К зарождавшемуся экспрессионизму Краус отнесся благосклоннее, чем к импрессионизму, особенно к «тирольскому» варианту экспрессионизма — к поэту Георгу Траклю и выпестовавшей его редакции журнала «Бреннер». Собственно, предощущением экспрессионизма была уже в начале века драматургия Карла Шенхерра (1867—1943). Его пьесы представляли собой синтез самых разных направлений и идейно-стилевых тенденций начала века. Шенхерр стал крупнейшим в Австрии мастером народно-крестьянской драмы, соединившей в себе натурализм с его пристрастием к социальной проблематике и быту, некоторую романтизацию патриархальных устоев в духе почвенничества, наконец, близкую к «философии жизни» героизацию и демонизацию иррационально-природных начал народной души, приводившую к экспрессионистической напряженности и даже экстатичности действия. Все это соединялось со свойственной классическому народному театру простотой мотивировок, лукавым юмором, здравым взглядом на вещи. Тяга к натурализации изображения обязала Шенхерра писать свои пьесы на родном для него тирольском диалекте. Творчество Шенхерра не знало эволюции, в жанровом отношении оно тоже едино, ибо его исторические драмы так же воспроизводят некие константы национальной жизни, как и драмы на современные темы. Из обширной драматургии Шенхерра наибольший успех выпал на долю пьес «Земля» (1907), «Вера и родина» (1910), «Народ в нужде» (1915). Свойственная Шенхерру мифизация национальной, особенно крестьянской, жизни определила те спекуляции на его творчестве, которые проводила нацистская пропаганда и псевдоэстетика.

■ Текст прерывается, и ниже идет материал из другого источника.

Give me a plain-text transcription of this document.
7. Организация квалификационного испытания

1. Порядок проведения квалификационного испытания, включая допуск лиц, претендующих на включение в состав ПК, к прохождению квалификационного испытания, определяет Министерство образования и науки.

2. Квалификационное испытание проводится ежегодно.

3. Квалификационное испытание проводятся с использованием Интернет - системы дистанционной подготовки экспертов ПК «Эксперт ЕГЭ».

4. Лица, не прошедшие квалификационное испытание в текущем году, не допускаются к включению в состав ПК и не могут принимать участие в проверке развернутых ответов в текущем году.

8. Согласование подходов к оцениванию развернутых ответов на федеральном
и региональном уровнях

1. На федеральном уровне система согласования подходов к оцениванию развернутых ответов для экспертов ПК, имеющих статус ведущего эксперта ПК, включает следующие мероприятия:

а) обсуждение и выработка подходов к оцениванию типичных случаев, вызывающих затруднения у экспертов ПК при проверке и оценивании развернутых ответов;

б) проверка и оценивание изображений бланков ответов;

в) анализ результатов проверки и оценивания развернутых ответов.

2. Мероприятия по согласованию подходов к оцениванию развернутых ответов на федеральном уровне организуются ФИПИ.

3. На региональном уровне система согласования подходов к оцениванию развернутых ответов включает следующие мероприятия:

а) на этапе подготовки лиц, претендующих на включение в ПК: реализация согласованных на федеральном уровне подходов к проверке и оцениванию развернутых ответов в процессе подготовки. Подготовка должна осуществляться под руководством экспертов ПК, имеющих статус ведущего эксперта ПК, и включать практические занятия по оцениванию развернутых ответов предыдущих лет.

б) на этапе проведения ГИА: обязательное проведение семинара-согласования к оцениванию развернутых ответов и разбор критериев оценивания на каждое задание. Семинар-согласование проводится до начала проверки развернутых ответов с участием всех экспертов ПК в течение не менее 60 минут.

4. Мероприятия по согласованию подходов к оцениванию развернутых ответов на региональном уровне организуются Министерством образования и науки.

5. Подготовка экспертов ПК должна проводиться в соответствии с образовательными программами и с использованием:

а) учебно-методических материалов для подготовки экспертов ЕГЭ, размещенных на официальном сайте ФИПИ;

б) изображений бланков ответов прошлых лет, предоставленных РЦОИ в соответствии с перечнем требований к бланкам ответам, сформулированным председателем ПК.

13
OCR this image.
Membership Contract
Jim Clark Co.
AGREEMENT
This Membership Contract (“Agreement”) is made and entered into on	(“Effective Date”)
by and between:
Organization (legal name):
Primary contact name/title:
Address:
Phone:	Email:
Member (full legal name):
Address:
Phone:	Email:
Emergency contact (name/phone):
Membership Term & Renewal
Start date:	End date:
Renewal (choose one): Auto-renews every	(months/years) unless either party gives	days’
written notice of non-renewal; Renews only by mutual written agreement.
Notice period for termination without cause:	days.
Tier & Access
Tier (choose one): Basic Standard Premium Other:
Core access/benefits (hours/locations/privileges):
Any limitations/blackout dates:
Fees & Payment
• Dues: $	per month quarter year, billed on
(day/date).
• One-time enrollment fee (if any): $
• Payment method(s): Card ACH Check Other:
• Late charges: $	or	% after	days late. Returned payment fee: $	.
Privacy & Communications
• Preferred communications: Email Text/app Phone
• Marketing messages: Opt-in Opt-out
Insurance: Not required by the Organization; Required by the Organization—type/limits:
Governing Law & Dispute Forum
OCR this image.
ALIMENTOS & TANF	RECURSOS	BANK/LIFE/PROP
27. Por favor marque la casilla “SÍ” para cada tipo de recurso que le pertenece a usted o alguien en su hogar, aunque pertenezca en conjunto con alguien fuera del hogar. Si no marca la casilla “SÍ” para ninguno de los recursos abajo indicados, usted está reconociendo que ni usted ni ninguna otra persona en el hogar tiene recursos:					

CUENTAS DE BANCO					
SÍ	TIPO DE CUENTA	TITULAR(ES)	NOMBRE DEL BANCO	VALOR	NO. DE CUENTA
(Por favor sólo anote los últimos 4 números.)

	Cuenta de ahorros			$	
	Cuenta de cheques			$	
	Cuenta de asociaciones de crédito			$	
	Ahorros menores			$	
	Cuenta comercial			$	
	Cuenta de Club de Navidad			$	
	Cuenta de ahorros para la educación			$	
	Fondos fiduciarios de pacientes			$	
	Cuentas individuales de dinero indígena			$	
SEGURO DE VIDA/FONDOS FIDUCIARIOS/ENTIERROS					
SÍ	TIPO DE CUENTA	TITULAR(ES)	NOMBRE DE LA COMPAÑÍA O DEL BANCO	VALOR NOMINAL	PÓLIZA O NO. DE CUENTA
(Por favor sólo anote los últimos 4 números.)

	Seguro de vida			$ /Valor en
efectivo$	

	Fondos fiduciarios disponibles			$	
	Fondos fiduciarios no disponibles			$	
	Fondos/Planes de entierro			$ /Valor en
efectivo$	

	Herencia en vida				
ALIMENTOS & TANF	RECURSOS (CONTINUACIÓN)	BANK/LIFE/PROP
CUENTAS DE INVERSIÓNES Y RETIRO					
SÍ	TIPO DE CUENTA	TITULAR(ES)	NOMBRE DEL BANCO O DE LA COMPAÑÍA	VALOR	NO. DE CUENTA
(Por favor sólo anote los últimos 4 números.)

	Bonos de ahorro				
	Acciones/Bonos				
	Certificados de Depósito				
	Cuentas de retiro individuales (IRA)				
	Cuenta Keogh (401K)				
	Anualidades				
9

Движение от импрессионизма к экспрессионизму выразилось в поэзии Георга Тракля (1887—1914), принадлежащей к наиболее весомым немецкоязычным поэтическим достижениям XX в.

Ранние стихи Тракля полны импрессионистической зыбкости и сумеречности. Их пронизывают мотивы неоромантического томления: блеклые краски заката в покинутых парках, пришедшие в запустение дворцы и замки, подернутые ряской пруды, руины. Здесь преобладают настроения одиночества, бренности, неизбывной печали, скорбной тоски.

Постепенно в поэзию Тракля входит тема очищающего страдания, тема духовного подвига

355

как прорыва к устойчивым ценностям. Зло мира сосредоточивается в пределах городских, понятие «города» становится равнозначным понятиям ада, проклятия. Антиурбанистические виде́ния Тракля придают этой поэзии колорит мрачной фантазии. Осквернение святынь и гибель народов — таким провидится поэту будущее Европы («Страна заходящего солнца»). Само понятие «закат Европы», распространившееся в 20-е годы благодаря нашумевшей книге О. Шпенглера, впервые предстает в поэзии Тракля.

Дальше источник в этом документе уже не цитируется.